Réassort pour octobre 2021: réserver ce 'best seller ever' !
- Follow up to LITA’s critically acclaimed and best selling 2019 release Pacific Breeze: Japanese City Pop, AOR & Boogie 1976-1986
- New artwork by renowned illustrator Hiroshi Nagai
- 2xLP housed in a deluxe wide spine jacket with full color inner sleeves
- Remastered audio
- Extensive artist bios in oversized fold-out booklet
When Light In The Attic released Pacific Breeze: Japanese City Pop, AOR & Boogie 1976-1986 in 2019, it was the first collection of its kind to be released outside Japan. It proved to be just what music fans had been waiting for—a compilation of sought-after tracks that had been nearly impossible to obtain unless you were well-connected with dealers and collectors, or traveled regularly to the countless record stores in Japan. Pacific Breeze included Minako Yoshida, Taeko Ohnuki, Hiroshi Sato and Haruomi Hosono among other key players of ‘70s-’80s Japanese City Pop, the nebulous genre that encompassed an “amalgam of AOR, R&B, jazz fusion, funk, boogie and disco, all a touch dizzy with tropical euphoria,” as we described it the first time around. With Pacific Breeze 2: Japanese City Pop, AOR & Boogie 1972-1986 we dig deeper into those sounds of bubble-era Japan. From the proto-City Pop funk of Bread & Butter and Eiichi Ohtaki to the crate-digger favorites Eri Ohno and Piper, the latest entry in Light In The Attic’s Japan Archival Series brings another set of sought-after tunes, most of which have never before been available outside of Japan.
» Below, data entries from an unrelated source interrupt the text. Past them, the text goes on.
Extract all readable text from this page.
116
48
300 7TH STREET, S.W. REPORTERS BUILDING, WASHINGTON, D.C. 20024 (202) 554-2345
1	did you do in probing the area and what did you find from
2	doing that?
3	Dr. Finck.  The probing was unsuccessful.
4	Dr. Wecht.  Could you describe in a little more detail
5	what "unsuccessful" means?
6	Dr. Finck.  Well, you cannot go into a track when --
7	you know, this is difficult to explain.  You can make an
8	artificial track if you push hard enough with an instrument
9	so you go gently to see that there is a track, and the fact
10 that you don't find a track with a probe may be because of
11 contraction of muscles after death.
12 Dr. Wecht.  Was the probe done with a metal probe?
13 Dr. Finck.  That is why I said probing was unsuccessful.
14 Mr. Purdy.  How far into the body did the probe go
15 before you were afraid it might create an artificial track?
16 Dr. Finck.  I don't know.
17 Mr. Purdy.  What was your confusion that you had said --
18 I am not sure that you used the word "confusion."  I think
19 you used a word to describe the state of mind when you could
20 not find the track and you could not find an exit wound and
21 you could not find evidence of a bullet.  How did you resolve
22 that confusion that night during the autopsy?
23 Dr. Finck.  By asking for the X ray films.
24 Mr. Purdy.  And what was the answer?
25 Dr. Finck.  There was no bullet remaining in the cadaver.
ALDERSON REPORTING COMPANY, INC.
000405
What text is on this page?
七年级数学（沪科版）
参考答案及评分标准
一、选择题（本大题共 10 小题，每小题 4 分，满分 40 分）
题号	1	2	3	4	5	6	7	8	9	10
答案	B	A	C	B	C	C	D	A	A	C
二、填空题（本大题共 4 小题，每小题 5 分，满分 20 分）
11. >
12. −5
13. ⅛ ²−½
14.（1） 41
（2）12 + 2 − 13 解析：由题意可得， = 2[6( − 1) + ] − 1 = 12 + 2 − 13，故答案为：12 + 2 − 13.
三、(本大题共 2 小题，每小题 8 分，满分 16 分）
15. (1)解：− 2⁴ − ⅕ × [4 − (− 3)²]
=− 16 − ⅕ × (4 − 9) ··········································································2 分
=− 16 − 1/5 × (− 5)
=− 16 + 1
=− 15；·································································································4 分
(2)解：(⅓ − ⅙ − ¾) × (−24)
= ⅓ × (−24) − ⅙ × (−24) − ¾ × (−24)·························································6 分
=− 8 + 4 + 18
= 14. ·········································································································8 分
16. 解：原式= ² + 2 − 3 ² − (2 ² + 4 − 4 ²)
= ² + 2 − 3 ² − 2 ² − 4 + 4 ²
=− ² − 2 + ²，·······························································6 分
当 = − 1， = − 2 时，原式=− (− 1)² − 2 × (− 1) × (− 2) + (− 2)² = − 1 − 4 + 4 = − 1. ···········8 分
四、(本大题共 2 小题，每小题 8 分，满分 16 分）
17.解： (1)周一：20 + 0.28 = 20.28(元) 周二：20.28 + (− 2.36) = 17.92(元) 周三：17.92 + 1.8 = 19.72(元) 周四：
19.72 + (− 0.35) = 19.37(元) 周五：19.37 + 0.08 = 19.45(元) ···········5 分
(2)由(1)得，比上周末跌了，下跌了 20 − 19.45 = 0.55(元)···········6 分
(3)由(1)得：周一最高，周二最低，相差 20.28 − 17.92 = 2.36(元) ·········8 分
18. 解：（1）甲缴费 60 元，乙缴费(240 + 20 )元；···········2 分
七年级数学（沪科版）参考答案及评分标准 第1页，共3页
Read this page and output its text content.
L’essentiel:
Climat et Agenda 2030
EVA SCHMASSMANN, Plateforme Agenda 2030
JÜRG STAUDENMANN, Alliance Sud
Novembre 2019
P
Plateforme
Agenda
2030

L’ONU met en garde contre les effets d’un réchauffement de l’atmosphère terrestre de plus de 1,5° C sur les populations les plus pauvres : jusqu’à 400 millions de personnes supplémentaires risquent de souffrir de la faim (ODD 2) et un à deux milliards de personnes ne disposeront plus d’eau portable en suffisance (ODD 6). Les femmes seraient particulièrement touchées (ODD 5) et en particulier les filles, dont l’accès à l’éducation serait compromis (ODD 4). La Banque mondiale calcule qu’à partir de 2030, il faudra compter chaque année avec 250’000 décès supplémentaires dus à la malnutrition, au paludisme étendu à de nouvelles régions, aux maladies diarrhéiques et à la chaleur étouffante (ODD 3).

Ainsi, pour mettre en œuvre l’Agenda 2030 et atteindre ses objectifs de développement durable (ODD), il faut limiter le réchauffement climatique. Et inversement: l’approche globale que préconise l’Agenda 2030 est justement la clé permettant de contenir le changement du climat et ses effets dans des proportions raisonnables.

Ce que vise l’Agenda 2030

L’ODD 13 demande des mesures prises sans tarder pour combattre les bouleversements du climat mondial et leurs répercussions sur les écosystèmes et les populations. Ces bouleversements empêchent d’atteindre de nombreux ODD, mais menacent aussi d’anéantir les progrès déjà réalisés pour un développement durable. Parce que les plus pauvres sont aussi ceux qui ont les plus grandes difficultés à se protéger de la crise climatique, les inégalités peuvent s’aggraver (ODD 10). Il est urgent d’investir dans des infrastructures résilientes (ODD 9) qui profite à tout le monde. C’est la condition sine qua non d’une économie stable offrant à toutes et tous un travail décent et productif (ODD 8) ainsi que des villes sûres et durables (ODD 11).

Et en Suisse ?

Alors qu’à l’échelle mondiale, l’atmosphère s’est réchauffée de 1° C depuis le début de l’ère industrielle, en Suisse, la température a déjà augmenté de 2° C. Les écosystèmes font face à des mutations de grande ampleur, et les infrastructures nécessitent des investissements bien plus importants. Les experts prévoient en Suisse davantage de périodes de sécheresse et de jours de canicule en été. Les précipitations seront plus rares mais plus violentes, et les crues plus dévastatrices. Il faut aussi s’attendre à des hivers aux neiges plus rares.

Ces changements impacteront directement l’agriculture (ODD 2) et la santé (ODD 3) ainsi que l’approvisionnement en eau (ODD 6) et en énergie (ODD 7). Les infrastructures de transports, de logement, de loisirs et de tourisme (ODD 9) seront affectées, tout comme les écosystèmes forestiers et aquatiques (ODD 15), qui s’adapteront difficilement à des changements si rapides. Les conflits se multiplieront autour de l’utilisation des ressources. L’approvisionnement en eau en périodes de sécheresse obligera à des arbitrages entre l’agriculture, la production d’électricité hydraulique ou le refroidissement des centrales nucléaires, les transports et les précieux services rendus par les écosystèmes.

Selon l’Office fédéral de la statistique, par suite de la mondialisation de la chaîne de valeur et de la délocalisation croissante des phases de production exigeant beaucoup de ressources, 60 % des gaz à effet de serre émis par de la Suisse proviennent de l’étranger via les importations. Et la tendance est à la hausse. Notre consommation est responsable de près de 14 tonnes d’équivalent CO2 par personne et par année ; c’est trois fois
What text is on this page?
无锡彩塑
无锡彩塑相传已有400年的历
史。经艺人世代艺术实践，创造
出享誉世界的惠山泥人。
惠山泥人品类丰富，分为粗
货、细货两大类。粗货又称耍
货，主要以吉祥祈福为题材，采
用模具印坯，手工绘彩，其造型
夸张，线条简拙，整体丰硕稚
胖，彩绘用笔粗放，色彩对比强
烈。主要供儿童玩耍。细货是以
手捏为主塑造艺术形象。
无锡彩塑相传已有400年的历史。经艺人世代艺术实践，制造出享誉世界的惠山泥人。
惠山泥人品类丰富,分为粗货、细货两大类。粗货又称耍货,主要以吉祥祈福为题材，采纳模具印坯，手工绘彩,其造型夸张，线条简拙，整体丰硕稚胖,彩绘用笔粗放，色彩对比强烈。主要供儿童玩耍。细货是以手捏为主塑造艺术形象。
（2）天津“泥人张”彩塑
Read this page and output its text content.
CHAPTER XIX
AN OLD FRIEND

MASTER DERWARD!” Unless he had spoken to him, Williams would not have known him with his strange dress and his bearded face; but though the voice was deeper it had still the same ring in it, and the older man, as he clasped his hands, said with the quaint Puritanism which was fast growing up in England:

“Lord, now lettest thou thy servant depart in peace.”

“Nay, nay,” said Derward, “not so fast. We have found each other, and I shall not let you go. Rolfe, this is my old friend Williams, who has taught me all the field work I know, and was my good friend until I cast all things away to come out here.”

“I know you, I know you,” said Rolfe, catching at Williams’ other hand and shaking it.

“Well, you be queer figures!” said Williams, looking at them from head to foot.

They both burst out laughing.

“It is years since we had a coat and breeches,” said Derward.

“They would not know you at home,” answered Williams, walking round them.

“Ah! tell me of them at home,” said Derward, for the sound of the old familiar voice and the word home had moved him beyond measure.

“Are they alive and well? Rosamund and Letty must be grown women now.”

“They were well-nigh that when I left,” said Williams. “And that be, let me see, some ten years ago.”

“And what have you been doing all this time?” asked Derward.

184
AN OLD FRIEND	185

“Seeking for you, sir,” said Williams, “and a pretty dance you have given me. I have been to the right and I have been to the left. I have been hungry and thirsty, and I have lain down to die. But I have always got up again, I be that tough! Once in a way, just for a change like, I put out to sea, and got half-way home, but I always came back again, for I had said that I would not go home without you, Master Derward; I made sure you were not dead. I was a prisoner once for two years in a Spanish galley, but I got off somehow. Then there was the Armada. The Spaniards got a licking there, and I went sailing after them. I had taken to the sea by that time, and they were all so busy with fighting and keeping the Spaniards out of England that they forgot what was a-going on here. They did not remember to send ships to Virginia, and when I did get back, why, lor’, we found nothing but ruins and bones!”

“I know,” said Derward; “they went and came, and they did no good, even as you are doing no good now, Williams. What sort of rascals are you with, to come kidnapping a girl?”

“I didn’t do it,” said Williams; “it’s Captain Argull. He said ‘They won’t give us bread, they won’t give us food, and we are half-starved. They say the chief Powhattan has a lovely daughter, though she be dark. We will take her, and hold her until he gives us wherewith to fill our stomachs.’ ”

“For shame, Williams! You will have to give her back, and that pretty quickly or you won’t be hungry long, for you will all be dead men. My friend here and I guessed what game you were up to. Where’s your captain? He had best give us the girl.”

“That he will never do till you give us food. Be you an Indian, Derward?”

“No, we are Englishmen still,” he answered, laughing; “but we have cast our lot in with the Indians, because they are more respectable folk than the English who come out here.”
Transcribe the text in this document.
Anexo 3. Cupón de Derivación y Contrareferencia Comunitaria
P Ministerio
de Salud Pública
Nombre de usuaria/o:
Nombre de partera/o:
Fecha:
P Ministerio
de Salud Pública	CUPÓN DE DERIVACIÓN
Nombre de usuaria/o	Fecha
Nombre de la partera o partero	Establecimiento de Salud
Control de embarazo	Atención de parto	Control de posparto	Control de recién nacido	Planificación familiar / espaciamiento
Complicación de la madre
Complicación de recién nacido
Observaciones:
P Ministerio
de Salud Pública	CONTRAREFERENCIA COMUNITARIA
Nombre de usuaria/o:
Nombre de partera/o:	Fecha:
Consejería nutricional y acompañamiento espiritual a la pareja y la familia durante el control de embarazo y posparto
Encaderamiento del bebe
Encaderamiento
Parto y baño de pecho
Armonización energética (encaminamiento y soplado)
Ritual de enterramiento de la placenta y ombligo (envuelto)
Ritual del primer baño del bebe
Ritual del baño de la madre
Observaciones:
Tomoko Aran and Anri, also included in this compilation, are just a few of the artists who have gained popularity in recent years thanks to Vaporwave, the meme-genre that heavily samples Japanese City Pop to create its particular aesthetic. Pacific Breeze 2 once again feature the artwork of renowned Tokyo-based illustrator Hiroshi Nagai, whose iconic images of resort living have become synonymous with City Pop. Nagai’s urban tropical imagery is a perfect match for the expertly curated tunes, evoking a certain sense of nostalgia for the leisure lifestyles of ‘70s-’80s Tokyo, while simultaneously being perfectly in tune with the current zeitgeist.